Re: [patch 2.1.97] more capabilities support

Albert D. Cahalan (acahalan@cs.uml.edu)
Mon, 20 Apr 1998 01:33:15 -0400 (EDT)


>> [ .. we need a "bounding set" .. ]
>
> To address your suggestion of needing a "bounding set", I hope to show
> with the following example that this is actually accommodated within
> the current model.
>
> Consider a dangerous command like 'rm'. Everyone needs to use it to
> maintain their own files but, traditionally, in the hands of an admin
> user like root no file is safe.
>
> It is instructive to see how root's historic ability to delete
> arbitrary files is made available to a select set of users without
> risking 'nobody' from stealing this capability. The key thing is the
> pI capability.
>
> These are the implemented rules for propagating capabilities following
> a sys_exec() call:
>
> pI' = pI
> pP' = fP | (fI & pI)
> pE' = pP' & fE [NB. fE is 0 or ~0]
>
> For the purpose of this discussion (and without loss of generality ;^)
> we shall say that each of these symbols represent just the "remove
> arbtrary files" capability (CAP_FOWNER).
>
> The 'rm' executable is given the following file-capabilities:
>
> fP = 0; fI = 1; fE = 0.

No, consider a setuid (traditional & file capability) tool that
cleans out /tmp, removes print jobs, etc.

> Now, consider two users: nobody and admin.
>
> 'nobody' logs in and is given a shell.
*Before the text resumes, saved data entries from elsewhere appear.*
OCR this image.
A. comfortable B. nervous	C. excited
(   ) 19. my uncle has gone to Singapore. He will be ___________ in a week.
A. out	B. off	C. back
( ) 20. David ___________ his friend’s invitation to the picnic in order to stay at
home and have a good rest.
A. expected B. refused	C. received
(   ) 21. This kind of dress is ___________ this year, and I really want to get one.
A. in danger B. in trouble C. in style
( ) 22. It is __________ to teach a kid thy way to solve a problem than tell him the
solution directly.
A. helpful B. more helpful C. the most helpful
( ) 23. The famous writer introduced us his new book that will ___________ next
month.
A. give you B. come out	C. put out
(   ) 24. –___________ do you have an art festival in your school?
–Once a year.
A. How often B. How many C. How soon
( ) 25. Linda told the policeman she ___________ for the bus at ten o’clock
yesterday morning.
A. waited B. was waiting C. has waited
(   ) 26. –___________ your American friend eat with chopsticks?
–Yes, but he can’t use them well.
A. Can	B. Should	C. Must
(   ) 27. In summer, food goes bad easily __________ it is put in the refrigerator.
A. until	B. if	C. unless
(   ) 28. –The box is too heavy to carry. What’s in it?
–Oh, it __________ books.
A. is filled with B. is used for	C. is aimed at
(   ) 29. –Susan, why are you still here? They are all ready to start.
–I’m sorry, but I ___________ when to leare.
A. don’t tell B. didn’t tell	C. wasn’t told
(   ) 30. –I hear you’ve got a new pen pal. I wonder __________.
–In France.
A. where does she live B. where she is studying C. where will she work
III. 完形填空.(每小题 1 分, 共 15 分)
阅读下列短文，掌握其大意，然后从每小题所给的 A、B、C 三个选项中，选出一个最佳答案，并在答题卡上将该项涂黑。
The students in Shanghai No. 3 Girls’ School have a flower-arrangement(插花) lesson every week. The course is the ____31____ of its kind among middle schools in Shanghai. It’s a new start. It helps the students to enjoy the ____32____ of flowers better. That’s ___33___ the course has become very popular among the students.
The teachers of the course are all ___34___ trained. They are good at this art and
Login arranges that the shell
> nobody runs has the following Inheritable capability: pI = 0.
> Similarly, the shell runs with pE = pP = 0.

The tool gets these:

pI' = 0 = 0
pP' = 1 | (1 & 0) = 1
pE' = 0 & 1 = 0

If I read that right, the tool is permitted to raise the capability
but there is no capability to raise. (must pI also be 1 to raise pE?)

I think I still see a problem. Only the one capability has been
disabled, so operations that require it will fail. Other privileged
operations won't fail though, so the tool could create a mess when
it runs. For example, the tool may notify a daemon of whatever
action it will do.

Hopefully such problems are uncommon.

> The neat thing here is that the shell, which is common to both users,
> is unable to make use of the Inherited capabilities because it has no
> file capabilities with which to snag them.

That is quite weird. What about compatibility problems?